In a trapezium ABCD, AB | | CD. If AB $=$ 8, CD $=$ 14 and AD $=$ BC $=$ 5, then what is the area of ABCD?

Solution

In this isosceles trapezium, we drop perpendiculars from A and B to meet CD at E and F respectively.

As AD $=$ BC, AE $=$ BF, $\angle$AED $=$ $\angle$BFC $= 90^{\mathrm{o}}$, applying RHS, $\triangle$ AED $\cong$ $\triangle$ BFC ∴ DE $=$ FC $=$ 3 Applying Pythagoras theorem, AE $= \sqrt{5^2 - 3^2}= 4$ Area of ABCD $= \dfrac{1}{2}h(b_1 + b_2)$ = $\dfrac{1}{2} \times 4(8 + 14)$ = 44

Answer: $44$

In a the figure below, PQ, TU and RS are parallel lines. If PQ : TU : RS = 4 : 7 : 11, then what is the ratio of PT : TR?

Solution

TP and UQ are extended to meet at O.

$\triangle$ OPQ $\sim$ $\triangle$ OTU ($\angle$O is common & $\angle$OPQ = $\angle$OTU. AA rule) ∴ $\dfrac{\text{TU}}{\text{PQ}} = \dfrac{\text{OT}}{\text{OP}} = \dfrac{\text{7}}{\text{4}} ⇒ \dfrac{\text{OP + PT}}{\text{OP}} = \dfrac{\text{7}}{\text{4}}⇒ 1 + \dfrac{\text{PT}}{\text{OP}} = \dfrac{\text{7}}{\text{4}}⇒ \dfrac{\text{PT}}{\text{OP}}$ =$\dfrac{\text{3}}{\text{4}}$-----(1) ($\angle$ O is common & $\angle$ OPQ = $\angle$ ORS. AA rule) ∴ $\dfrac{\text{RS}}{\text{PQ}} = \dfrac{\text{OR}}{\text{OP}} = \dfrac{11}{4} ⇒ \dfrac{\text{OP + PR}}{\text{OP}} = \dfrac{11}{4}⇒ \dfrac{\text{PR}}{\text{OP}} = \dfrac{7}{4}$ -----(2)
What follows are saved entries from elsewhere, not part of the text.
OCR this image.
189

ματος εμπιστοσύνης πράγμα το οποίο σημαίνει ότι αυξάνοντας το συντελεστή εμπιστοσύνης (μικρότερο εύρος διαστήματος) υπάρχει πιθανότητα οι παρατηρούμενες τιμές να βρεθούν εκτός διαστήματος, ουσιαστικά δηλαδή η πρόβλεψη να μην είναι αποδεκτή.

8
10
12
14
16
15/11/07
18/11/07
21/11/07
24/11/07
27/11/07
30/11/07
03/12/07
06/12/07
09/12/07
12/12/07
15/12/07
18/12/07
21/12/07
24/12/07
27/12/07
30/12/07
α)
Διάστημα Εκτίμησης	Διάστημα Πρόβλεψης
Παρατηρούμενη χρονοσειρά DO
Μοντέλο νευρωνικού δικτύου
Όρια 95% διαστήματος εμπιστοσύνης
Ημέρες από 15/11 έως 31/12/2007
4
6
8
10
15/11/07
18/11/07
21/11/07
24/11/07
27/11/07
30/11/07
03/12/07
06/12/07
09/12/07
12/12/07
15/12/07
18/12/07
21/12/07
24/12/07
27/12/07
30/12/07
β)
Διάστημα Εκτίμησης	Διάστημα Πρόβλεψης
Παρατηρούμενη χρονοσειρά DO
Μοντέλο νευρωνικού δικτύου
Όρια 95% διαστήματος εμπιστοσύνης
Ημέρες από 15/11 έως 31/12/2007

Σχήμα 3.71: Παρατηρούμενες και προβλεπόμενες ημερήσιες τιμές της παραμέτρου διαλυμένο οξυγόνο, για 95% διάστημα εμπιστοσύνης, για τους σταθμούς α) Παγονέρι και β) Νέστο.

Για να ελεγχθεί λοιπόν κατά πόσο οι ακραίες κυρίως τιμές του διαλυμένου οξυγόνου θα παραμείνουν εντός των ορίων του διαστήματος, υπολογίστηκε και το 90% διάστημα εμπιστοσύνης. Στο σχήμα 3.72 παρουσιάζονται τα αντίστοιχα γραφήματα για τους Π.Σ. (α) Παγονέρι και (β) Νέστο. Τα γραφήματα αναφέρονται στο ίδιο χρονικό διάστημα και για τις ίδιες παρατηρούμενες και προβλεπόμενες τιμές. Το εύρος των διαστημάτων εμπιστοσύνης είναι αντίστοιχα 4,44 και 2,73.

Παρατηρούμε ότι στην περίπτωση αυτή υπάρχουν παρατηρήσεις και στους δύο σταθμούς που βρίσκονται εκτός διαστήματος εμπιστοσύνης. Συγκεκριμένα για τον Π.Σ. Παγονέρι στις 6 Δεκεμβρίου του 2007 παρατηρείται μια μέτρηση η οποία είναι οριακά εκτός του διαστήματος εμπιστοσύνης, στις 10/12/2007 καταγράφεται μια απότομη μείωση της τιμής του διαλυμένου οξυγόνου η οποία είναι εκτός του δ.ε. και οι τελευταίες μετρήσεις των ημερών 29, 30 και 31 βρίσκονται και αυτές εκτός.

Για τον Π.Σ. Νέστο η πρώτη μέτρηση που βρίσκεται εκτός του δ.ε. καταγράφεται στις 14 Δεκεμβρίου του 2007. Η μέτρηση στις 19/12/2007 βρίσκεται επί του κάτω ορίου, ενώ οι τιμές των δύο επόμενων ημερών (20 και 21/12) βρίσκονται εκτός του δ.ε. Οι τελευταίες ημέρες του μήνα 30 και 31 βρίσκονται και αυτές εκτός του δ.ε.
Dividing (2) and (1) ⇒ $\dfrac{\text{PR}}{\text{PT}} = \dfrac{7}{3} ⇒ \dfrac{\text{TR + PT}}{\text{PT}} = \dfrac{7}{3} ⇒ \dfrac{\text{TR}}{\text{PT}} = \dfrac{4}{3}⇒ PT : TR = 3 : 4$

Answer: $3 : 4$

In quadrilateral ABCD, AC and BD intersect at O. If AB = BC =$2 \sqrt{13}$ , OC = 5 and ∠ADB = $30\degree$, then what is the area of ABCD?

Solution

As adjacent sides are equal, ABCD is a kite. In a kite, diagonals intersect at right angles and AO = OC = 5.

Applying Pythagoras in $\triangle$BOC, BO $= \sqrt{( 2 \sqrt{(13)^2} - 5^2 )} = \sqrt{27} = 3 \sqrt{3}$ $\triangle$ AOB is a $30^{\mathrm{o}} - 60^{\mathrm{o}} - 90^{\mathrm{o}}$ triangle. $\mathrm{\dfrac{AO}{OD}}= \dfrac{1}{\sqrt{3}}$⇒ OD $= 5\sqrt{3}$ BD $=$ BO + OD $= 8\sqrt{3}$ Area of Kite $= \dfrac{1}{2} \times \mathrm{(product \space of \space diagonals)}$ $= \dfrac{1}{2} \times \mathrm{ AC \times BD}$ $= \dfrac{1}{2} \times 10 \times 8 \sqrt{3} = 40 \sqrt{3}$

Answer: $40 \sqrt{3}$